Orodes put a hand over his eyes against the sun, peered in the direction Parthender was pointing, and continued as if he had not been interrupted. “Our ancestors fought the empire with great bravery and died. And here we find ourselves, after eight generations under the imperial heel, eight generations filled with countless prayers for deliverance, watching Amorrans kill one another and being paid well to kill more of them ourselves. Are we not blessed?”
“I’ve never been able to tell if you’re a philosopher or a lunatic.” Parthender followed the path of the shot as it flew toward the Amorran holding the third century’s banner.
“You can, however, tell that that one is fortunate,” Orodes said, chuckling, as the banner wavered below, its bearer lurching to one side after having been struck, more or less harmlessly, on the side of the helmet. “God has spared him for now, so who am I to object?”
Parthender didn’t reply. His head exploded in an obscene splatter of red mist as a rock significantly larger than the pellets they’d been hurling at the legionaries below sent his headless body flopping to the ground, then crushed Orodes right arm, shoulder, and hip as it bounced.
As rapidly as it had come, the boulder departed, continuing on its bloody path through the crowd of Balerans behind them.
Stunned by the awesome violence of the unexpected assault, Orodes lay on his back, staring up at the lightly clouded sky in mute astonishment. It took him a few moments to realize what had happene
d, and when he did, he began to laugh at the foolish arrogance of Man, of which he knew he was the first and foremost example.

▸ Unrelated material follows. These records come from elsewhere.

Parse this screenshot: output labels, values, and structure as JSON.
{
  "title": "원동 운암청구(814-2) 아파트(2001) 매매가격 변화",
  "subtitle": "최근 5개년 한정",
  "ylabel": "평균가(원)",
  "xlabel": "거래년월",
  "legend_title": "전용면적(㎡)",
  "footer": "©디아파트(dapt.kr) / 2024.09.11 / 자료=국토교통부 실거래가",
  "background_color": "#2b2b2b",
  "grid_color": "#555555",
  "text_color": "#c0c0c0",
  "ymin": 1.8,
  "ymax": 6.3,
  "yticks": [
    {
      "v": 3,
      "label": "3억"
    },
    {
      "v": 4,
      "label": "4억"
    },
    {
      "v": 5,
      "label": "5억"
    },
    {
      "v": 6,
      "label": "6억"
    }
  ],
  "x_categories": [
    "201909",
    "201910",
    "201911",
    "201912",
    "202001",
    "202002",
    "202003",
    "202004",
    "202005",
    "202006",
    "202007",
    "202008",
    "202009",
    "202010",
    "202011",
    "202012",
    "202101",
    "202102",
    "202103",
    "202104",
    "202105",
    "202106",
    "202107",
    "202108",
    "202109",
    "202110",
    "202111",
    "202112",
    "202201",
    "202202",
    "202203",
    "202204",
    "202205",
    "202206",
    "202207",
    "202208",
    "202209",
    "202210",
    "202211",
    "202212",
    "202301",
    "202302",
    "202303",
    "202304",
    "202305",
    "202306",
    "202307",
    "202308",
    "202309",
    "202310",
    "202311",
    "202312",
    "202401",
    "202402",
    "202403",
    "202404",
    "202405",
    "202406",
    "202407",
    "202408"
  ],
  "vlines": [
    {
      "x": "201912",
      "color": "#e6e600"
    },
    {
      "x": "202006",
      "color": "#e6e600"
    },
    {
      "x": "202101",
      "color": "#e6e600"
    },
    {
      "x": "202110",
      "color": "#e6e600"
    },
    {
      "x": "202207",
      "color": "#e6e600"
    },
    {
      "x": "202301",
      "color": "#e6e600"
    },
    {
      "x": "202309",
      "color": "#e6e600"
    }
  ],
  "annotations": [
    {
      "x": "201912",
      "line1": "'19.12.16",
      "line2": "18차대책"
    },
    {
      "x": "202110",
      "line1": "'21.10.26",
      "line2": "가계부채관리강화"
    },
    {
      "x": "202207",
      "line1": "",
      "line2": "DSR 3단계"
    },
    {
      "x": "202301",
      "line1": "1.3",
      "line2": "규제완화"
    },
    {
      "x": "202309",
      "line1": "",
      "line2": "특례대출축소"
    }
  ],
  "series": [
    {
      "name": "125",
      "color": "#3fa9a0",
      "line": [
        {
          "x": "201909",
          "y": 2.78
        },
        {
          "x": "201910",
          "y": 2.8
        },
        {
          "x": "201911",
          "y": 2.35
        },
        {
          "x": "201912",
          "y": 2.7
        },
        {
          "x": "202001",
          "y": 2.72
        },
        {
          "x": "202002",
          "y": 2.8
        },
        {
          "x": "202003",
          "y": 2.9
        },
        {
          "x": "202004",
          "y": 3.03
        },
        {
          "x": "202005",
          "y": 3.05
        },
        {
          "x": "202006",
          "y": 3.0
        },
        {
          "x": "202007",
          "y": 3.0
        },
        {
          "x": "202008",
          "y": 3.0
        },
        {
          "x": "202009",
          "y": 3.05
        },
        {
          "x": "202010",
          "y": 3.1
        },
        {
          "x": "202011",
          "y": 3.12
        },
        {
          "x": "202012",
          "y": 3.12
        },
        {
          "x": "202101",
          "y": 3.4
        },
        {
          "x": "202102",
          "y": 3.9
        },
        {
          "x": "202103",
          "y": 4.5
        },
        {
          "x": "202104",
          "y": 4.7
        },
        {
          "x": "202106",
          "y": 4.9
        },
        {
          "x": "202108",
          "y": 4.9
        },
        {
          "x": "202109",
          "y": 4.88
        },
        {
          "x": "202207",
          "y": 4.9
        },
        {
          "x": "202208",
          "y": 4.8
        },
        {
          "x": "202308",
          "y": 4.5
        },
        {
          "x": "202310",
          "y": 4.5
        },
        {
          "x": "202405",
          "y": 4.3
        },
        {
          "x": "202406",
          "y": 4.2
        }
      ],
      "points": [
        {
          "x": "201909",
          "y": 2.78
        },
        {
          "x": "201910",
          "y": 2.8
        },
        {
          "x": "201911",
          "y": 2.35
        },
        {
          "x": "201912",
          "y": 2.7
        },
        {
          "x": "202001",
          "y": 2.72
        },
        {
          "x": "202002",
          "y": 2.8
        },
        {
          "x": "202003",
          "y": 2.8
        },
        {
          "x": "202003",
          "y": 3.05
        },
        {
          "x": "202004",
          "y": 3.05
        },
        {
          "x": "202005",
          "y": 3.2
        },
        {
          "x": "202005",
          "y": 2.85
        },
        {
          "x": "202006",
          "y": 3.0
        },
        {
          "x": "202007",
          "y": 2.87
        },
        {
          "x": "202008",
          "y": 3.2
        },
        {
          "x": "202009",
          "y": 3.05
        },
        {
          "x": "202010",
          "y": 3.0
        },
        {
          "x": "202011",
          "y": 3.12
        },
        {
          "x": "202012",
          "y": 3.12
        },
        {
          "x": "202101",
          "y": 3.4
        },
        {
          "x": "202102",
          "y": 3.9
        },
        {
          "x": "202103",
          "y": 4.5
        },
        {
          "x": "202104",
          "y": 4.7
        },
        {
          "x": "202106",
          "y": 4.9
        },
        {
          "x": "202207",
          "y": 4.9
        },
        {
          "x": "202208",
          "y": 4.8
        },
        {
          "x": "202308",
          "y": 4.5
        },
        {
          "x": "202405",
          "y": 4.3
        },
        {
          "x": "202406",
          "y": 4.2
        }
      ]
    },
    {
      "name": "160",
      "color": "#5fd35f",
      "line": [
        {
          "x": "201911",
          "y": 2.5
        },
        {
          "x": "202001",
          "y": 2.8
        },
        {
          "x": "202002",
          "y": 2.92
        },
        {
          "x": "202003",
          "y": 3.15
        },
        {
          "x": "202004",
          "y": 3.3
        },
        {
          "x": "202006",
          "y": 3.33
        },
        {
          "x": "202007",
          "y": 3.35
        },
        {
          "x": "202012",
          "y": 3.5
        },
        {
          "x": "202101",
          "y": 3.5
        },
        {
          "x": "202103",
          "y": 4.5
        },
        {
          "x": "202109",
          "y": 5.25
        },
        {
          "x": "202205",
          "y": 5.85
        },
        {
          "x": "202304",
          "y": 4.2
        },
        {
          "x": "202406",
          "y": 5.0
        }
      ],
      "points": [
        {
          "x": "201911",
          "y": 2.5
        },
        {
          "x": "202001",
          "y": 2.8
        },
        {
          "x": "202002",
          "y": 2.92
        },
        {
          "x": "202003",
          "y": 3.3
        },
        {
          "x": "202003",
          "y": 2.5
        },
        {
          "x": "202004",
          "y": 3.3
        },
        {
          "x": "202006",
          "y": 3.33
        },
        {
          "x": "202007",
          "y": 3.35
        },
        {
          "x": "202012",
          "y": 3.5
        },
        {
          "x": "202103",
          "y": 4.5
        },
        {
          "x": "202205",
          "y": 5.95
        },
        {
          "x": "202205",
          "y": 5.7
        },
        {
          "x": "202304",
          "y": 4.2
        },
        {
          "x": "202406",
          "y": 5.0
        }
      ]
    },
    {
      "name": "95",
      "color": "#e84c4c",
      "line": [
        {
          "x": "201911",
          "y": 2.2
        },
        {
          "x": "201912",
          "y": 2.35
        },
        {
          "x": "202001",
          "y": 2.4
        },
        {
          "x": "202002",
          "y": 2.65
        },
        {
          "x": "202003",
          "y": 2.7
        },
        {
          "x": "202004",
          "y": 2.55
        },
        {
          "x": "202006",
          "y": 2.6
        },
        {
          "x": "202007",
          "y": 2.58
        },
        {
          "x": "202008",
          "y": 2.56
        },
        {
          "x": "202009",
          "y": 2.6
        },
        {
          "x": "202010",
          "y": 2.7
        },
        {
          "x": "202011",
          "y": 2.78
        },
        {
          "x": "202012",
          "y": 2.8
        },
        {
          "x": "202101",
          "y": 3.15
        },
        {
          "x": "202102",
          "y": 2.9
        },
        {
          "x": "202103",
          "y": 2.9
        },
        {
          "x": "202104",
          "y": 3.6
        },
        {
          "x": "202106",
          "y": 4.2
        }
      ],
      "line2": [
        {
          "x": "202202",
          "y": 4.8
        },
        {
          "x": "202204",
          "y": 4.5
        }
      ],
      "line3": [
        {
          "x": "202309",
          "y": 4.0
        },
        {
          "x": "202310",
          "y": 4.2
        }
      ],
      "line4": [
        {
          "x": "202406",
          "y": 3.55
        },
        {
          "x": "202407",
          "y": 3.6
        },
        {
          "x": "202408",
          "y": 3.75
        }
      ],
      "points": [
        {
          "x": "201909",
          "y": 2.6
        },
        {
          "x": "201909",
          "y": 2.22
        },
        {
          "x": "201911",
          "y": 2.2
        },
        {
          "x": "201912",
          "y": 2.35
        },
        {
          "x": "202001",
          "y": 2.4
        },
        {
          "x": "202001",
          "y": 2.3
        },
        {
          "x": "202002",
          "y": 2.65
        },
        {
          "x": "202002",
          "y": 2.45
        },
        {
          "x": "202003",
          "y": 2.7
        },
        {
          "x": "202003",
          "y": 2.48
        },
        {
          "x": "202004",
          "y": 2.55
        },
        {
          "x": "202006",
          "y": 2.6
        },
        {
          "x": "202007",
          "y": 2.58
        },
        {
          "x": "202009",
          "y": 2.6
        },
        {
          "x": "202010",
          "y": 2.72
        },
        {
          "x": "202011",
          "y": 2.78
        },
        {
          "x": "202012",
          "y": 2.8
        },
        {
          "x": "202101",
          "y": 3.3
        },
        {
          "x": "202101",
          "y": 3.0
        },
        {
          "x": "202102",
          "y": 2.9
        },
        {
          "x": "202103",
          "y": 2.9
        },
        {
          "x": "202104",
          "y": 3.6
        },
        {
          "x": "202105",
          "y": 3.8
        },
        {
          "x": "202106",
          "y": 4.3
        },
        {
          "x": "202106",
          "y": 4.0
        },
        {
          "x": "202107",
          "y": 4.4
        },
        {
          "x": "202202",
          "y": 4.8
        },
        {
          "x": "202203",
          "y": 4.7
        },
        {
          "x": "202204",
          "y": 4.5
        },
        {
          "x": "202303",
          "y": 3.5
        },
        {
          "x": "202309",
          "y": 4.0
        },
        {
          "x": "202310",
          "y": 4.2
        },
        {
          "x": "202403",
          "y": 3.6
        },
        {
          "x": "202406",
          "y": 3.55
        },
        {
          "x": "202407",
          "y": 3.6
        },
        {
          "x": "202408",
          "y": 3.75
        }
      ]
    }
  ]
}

He raised his head long enough to see the red ruin of his friend lying nearby, then he looked down at his own mangled body. Poor Parthender. At least it had been quick for him. Orodes felt he would not have minded missing out on the pain that now threatened to transform him from a rational being into a mindless, screaming animal. But at least death would come soon, judging by the quantity of blood that was seeping out onto the ground.
More importantly, soon he would finally have all the answers that had so long eluded him. Forgive me, Inviolate Lord, he begged, for I have sinned against You, and to You I commend my tattered, blackened, prideful, blood-stained soul, in the name of Your Most Holy and Immaculate Son.
I praise you in all things, Lord, even this, my final hour. Nunc dimittis servum tuum, Domine, secundum verbum tuum in pace.
The Baleran died, still staring open-eyed at the sky, with the edges of his mouth turned up in a faintly ironic smile.
Clodius Secundus winced as Fuscus, his optio, put his hands on his hips and shook his head in disgust. The stone his crew had just loosed went bouncing wildly among a group of slingers, a full ten degrees away from where he’d told them to throw it.
“Sordes, Secundus,” Fuscus said. “What in the stinking sulfurous smoke of Satan’s fartbiscuit was that? You do know what ‘cavalry’ means, right? You know, the plummy arses who sits on the little horsies? The bastards that’s riding this way now?”
“Yes, sir!”
“Then throw the damn rocks at them!” Fuscus screamed at him. “Magnus don’t care about no pebble throwers. We got to thin out that horse before they run over our bleeding flank!”
The optio pointed, and Secundus could see that the loyalist horse had engaged their own cavalry and was steadily driving it back. In addition to having the advantage of the slope, they outnumbered the legion’s horse by a significant margin, although the veteran knights of Legio VII seemed to be successfully executing a fighting retreat. Even if they weren’t losing many riders as they withdrew from the battle, they were on the verge of leaving their infantry completely exposed to the enemy cavalry.